After learning the results, Glynn thanked his family for supporting him through the journey of a campaign that he said focused on integrity, hard work and a shared vision for the future of Carmel.

“I hope that Mayor Jim Brainard will listen to the countless voices that supported my message of fiscal responsibility, bringing our debt under control and considering limiting the number of terms for the office of mayor,” Glynn said. “I will continue to serve Hamilton County as a county councilman, and I will continue to hold this administration accountable as a proud citizen of Carmel.”

In other municipal races, every candidate endorsed by Brainard won re-election except Ron Carter, an at-large city councilor who first took office in 1996, the same year as Brainard. In the at-large city council race, political newcomer Tim Hannon – who was not endorsed by Brainard – joined city council incumbents Kevin Woody Rider and Jeff Worrell in earning three available seats.

Hannon said he thought he had a “good shot” at winning.

“We’re just going to take today and be very thankful for all of our supporters and volunteers,” he said. “It was very much a grassroots campaign.”

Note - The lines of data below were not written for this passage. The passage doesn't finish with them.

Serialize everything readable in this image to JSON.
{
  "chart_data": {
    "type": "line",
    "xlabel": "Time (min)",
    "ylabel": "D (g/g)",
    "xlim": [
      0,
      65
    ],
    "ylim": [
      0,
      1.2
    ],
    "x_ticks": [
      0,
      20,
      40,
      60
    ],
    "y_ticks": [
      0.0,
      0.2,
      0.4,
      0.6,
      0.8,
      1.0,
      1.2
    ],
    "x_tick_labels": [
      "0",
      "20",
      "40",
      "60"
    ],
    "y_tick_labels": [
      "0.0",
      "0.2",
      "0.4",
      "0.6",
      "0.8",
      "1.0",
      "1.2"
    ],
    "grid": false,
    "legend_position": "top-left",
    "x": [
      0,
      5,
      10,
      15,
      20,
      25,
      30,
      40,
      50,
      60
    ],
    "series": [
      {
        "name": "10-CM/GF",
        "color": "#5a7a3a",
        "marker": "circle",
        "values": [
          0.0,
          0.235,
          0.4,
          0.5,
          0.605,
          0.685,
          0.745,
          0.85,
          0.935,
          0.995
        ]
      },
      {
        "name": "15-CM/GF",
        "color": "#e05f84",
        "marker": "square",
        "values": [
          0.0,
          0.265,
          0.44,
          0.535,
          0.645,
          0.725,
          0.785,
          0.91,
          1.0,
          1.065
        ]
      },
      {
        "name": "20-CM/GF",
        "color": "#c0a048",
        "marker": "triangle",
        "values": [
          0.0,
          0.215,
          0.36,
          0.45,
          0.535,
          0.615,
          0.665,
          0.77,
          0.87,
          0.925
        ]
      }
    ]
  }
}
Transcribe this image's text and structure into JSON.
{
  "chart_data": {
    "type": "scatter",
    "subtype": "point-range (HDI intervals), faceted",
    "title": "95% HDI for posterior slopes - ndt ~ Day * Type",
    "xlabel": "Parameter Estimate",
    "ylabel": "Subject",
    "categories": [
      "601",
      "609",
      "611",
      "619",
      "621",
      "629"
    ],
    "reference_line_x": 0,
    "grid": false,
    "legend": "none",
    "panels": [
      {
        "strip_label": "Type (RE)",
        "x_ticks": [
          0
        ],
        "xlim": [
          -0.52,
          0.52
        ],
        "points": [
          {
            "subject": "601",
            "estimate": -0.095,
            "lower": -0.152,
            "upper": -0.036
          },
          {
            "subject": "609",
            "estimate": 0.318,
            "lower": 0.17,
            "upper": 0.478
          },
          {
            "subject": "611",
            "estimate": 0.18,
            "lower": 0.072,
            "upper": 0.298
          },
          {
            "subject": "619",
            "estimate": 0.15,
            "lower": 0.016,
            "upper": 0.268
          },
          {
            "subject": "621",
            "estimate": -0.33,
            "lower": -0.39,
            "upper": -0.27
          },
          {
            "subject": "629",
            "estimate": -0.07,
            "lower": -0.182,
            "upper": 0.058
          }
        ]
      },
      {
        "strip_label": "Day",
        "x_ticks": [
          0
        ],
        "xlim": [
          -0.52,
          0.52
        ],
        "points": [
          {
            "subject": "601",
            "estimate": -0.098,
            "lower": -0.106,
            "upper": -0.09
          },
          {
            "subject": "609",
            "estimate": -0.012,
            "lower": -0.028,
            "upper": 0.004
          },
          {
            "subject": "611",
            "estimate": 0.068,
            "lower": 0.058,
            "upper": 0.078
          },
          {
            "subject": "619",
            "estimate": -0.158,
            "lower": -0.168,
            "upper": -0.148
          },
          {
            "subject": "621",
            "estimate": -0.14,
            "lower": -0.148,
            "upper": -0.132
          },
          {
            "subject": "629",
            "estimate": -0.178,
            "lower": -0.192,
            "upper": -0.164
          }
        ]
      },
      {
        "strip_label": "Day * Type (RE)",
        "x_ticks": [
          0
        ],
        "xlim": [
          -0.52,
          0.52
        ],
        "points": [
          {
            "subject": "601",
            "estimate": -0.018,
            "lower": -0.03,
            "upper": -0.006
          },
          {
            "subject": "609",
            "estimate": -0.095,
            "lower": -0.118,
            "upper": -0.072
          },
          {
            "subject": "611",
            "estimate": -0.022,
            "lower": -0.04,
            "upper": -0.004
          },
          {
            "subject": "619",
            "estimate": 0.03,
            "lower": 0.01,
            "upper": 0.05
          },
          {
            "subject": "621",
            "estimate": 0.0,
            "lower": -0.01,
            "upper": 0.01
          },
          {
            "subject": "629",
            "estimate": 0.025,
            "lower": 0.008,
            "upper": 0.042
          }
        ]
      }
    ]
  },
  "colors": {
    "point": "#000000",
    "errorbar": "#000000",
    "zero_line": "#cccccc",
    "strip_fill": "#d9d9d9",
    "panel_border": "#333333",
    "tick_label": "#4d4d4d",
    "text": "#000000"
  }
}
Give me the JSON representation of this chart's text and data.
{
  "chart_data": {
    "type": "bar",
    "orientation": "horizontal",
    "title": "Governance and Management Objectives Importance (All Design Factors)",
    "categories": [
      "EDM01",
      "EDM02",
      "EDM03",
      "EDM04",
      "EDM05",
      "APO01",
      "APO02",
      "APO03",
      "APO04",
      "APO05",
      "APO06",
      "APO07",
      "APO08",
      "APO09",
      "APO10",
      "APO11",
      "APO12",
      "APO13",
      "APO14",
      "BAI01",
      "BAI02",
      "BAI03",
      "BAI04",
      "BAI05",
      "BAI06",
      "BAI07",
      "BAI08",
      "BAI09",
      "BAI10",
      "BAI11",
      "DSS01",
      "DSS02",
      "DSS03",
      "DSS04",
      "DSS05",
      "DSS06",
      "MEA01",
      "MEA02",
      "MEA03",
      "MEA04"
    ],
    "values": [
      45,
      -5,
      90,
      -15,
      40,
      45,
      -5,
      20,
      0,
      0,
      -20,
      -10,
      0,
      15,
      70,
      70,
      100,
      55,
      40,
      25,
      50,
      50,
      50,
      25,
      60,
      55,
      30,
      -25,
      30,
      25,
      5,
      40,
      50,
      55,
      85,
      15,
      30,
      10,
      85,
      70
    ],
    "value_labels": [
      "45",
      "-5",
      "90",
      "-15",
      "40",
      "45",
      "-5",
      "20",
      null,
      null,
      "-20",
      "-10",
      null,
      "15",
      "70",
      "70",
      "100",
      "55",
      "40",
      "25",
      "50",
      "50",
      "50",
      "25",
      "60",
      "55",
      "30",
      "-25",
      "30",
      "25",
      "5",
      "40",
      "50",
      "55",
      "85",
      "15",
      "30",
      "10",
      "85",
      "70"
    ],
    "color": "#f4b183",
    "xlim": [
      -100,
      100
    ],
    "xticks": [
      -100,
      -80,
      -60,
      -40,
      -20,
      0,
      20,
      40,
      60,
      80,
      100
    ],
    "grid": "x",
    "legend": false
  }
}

Adam Aasen defeated Dave Hommel to win the Southeast District seat, a spot currently held by Worrell. Incumbent Tony Green defeated Matt Milam in the Southwest District, which included votes from Home Place residents for the first time since being annexed by Carmel. Incumbent Bruce Kimball defeated Chauncey Bogan to retain his seat in the Central District, and Incumbent City Court Judge Brian Poindexter defeated Angela Swenson.

Five of the city council races have Democratic opposition in November’s general election, although the Hamilton County Democratic Party has until June 30 to appoint candidates in uncontested races.